I lost my last baby at 21 weeks and the one before that at 20. To say that the 20 week mark makes me scared is an understatement! I have been anxious, sad, emotional, moody and just plain mean. I’ve been snappy with my fiance and I forget that he is going through this with me. Yes, it’s happening to my body, but he is emotionally and mentally invested too. The miscarriages happened to him too. I felt sort of a sense of entitlement to the grief I was going through and it took me a really long time to realize he was grieving also. After the miscarriages, I lost my mind and didn’t talk about anything. “I’m okay” or “I’m always gonna be okay” is all I ever said. I took all of my pain, crumbled it up inside and lashed out at everyone around me. After some time he said, “I didn’t just lose our baby, I lost you too.” And it wasn’t until I heard those words out loud, that it finally hit me. He needed me to be present at that moment, and I had just checked out.

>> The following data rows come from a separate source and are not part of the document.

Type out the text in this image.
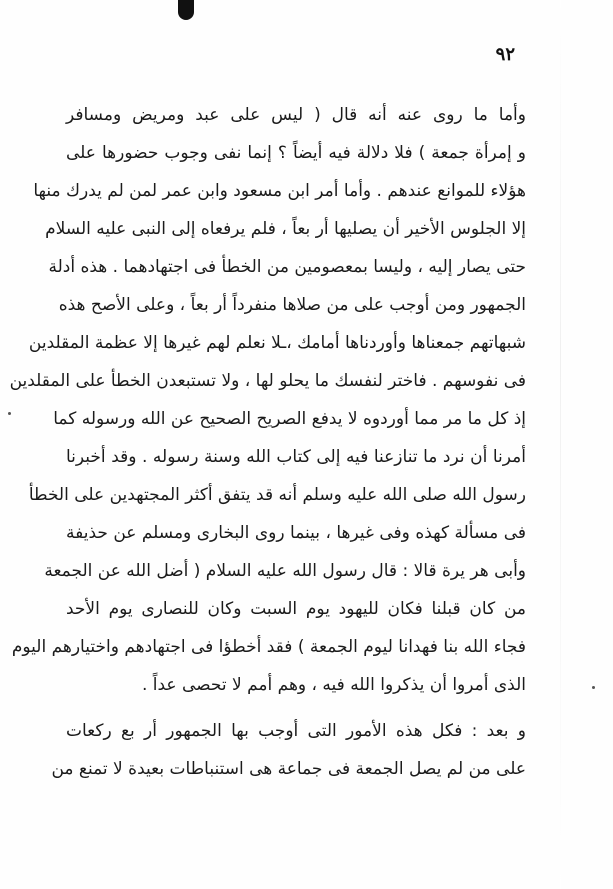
٩٢
وأما ما روى عنه أنه قال ( ليس على عبد ومريض ومسافر
و إمرأة جمعة ) فلا دلالة فيه أيضاً ؟ إنما نفى وجوب حضورها على
هؤلاء للموانع عندهم . وأما أمر ابن مسعود وابن عمر لمن لم يدرك منها
إلا الجلوس الأخير أن يصليها أر بعاً ، فلم يرفعاه إلى النبى عليه السلام
حتى يصار إليه ، وليسا بمعصومين من الخطأ فى اجتهادهما . هذه أدلة
الجمهور ومن أوجب على من صلاها منفرداً أر بعاً ، وعلى الأصح هذه
شبهاتهم جمعناها وأوردناها أمامك ،ـلا نعلم لهم غيرها إلا عظمة المقلدين
فى نفوسهم . فاختر لنفسك ما يحلو لها ، ولا تستبعدن الخطأ على المقلدين
إذ كل ما مر مما أوردوه لا يدفع الصريح الصحيح عن الله ورسوله كما
أمرنا أن نرد ما تنازعنا فيه إلى كتاب الله وسنة رسوله . وقد أخبرنا
رسول الله صلى الله عليه وسلم أنه قد يتفق أكثر المجتهدين على الخطأ
فى مسألة كهذه وفى غيرها ، بينما روى البخارى ومسلم عن حذيفة
وأبى هر يرة قالا : قال رسول الله عليه السلام ( أضل الله عن الجمعة
من كان قبلنا فكان لليهود يوم السبت وكان للنصارى يوم الأحد
فجاء الله بنا فهدانا ليوم الجمعة ) فقد أخطؤا فى اجتهادهم واختيارهم اليوم
الذى أمروا أن يذكروا الله فيه ، وهم أمم لا تحصى عداً .
و بعد : فكل هذه الأمور التى أوجب بها الجمهور أر بع ركعات
على من لم يصل الجمعة فى جماعة هى استنباطات بعيدة لا تمنع من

So here we are. I still find it hard to get excited about being pregnant again. I often find myself thinking back to that day when everything was fine and out of nowhere, my water broke 19 weeks early. Pregnancy after loss is just about the hardest thing I’ve been through. I remember hearing that and not getting it. Now it makes perfect sense. Everyday of this pregnancy I live I fear. We’ve had to see the high risk Dr.’s in San Francisco weekly for cervical length checks. I’ve been put on meds starting at 16 weeks through week 36. If someone asks me about a baby shower, I say that I’m not sure if I’m having one. But that’s fear talking, and I don’t want to live there anymore.
So, on Wednesdays we say Happy X# of weeks. We’re going through this together- as a family. I’m so glad that I realized that, so we could be where we are now. Feeling kicks everyday definitely brings a sense of relief. I’m able to tell that everything is still okay. Baby’s just doing flips and beating me up from the inside. Every Wednesday that comes is an accomplishment! This morning, I rolled over as I woke up and let out a squeal of excitement! I know I still have a ways to go, but making it this far is something I have been praying for.